The stock of Incyte, another biotech, climbed higher even after reporting what Cramer called "a miserable quarter." Medical device stocks roared.

Consumer products stocks like Clorox, PepsiCo, and Kellogg also rallied after reporting earnings, though Cramer noted that Kellogg's was nothing to write home about.

Alcoholic beverage giant Anheuser-Busch InBev delivered an earnings beat on Thursday, showing big numbers for its Stella Artois and Corona beers, something that Cramer said plays right to Constellation Brands' profits because it owns the U.S. rights to Corona.

The FAANG stocks were controversial, with Facebook's earnings getting a bearish market reaction and Apple's iPhone sales causing a commotion, but Netflix and Alphabet continued to run.

All in all, Cramer explained that when oil prices get hammered, there are algorithms in place driving investments into the recession stocks, and stopping those mechanisms is about as easy as teaching an old dog new tricks.

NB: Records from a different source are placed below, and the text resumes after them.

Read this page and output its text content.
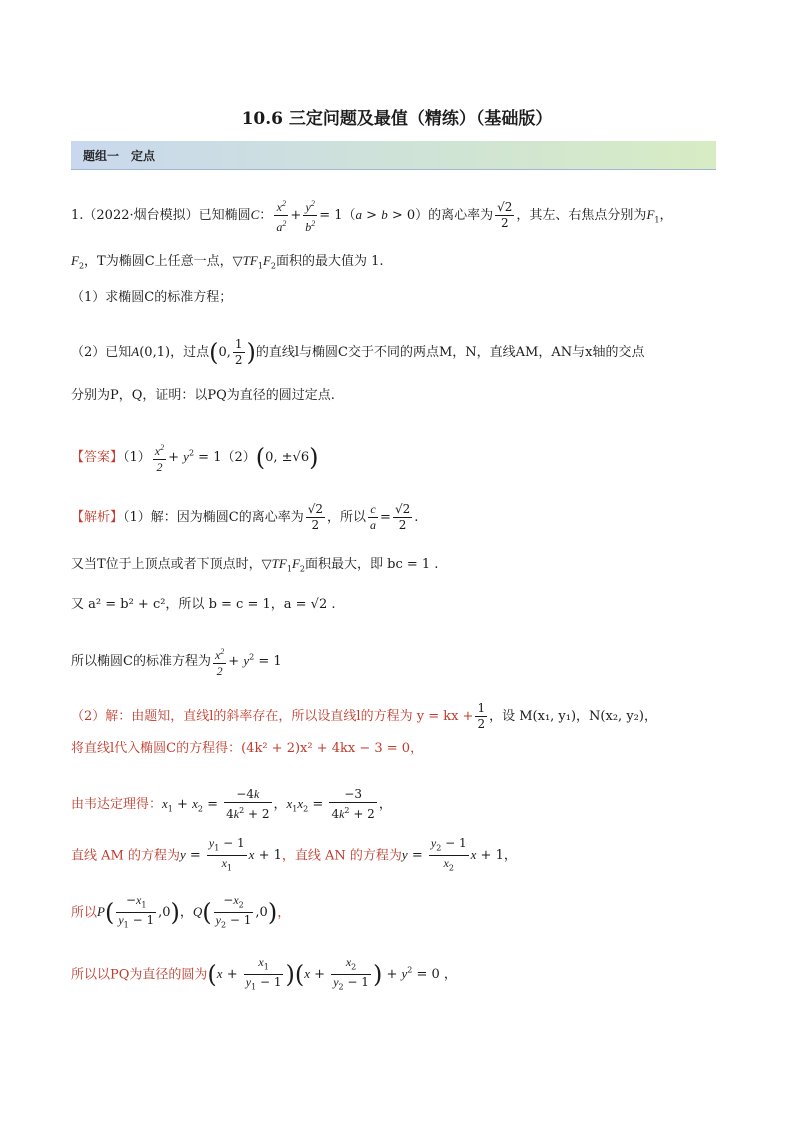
10.6 三定问题及最值（精练）（基础版）
题组一　定点
1.（2022·烟台模拟）已知椭圆C： $\frac{x^2}{a^2} + \frac{y^2}{b^2} = 1(a > b > 0)$的离心率为 $\frac{√2}{2}$ ，其左、右焦点分别为$F_1$，
$F_2$，T为椭圆C上任意一点，$▽TF_1F_2$面积的最大值为 1.
（1）求椭圆C的标准方程；
（2）已知A(0,1)，过点(0, $\frac{1}{2}$ )的直线l与椭圆C交于不同的两点M，N，直线AM，AN与x轴的交点
分别为P，Q，证明：以PQ为直径的圆过定点.
【答案】$(1) \frac{x^2}{2} + y^2 = 1(2)(0$, ±√6)
【解析】（1）解：因为椭圆C的离心率为 $\frac{√2}{2}$ ，所以 $\frac{c}{a} = \frac{√2}{2}$ .
又当T位于上顶点或者下顶点时，$▽TF_1F_2$面积最大，即 bc = 1 .
又 a² = b² + c²，所以 b = c = 1，a = √2 .
所以椭圆C的标准方程为 $\frac{x^2}{2} + y^2 = 1$
（2）解：由题知，直线l的斜率存在，所以设直线l的方程为 y = kx + $\frac{1}{2}$ ，设 M(x₁, y₁)，N(x₂, y₂)，
将直线l代入椭圆C的方程得：(4k² + 2)x² + 4kx − 3 = 0，
由韦达定理得：$x_1 + x_2 = \frac{-4k}{4k^2 + 2}$ ，$x_1x_2 = \frac{-3}{4k^2 + 2}$ ，
直线 AM 的方程为$y = \frac{y_1 - 1}{x_1}$ x + 1，直线 AN 的方程为$y = \frac{y_2 - 1}{x_2}$ x + 1，
所以$P( \frac{-x_1}{y_1 - 1} ,0)$，$Q( \frac{-x_2}{y_2 - 1} ,0)$，
所以以PQ为直径的圆为$(x + \frac{x_1}{y_1 - 1} )(x + \frac{x_2}{y_2 - 1}$ ) + $y^2 = 0$ ，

"Don't get too comfortable with this rotation, though, because tomorrow we get that non-farm payroll number from the Labor Department. It's going to wipe today's slate clean and give you a new one to draw on," he said. "So, while you might've expected the market to rally on the successful health care vote in the House, the riptide of oil and worries about payrolls put a lid on what could've been a raucously positive session."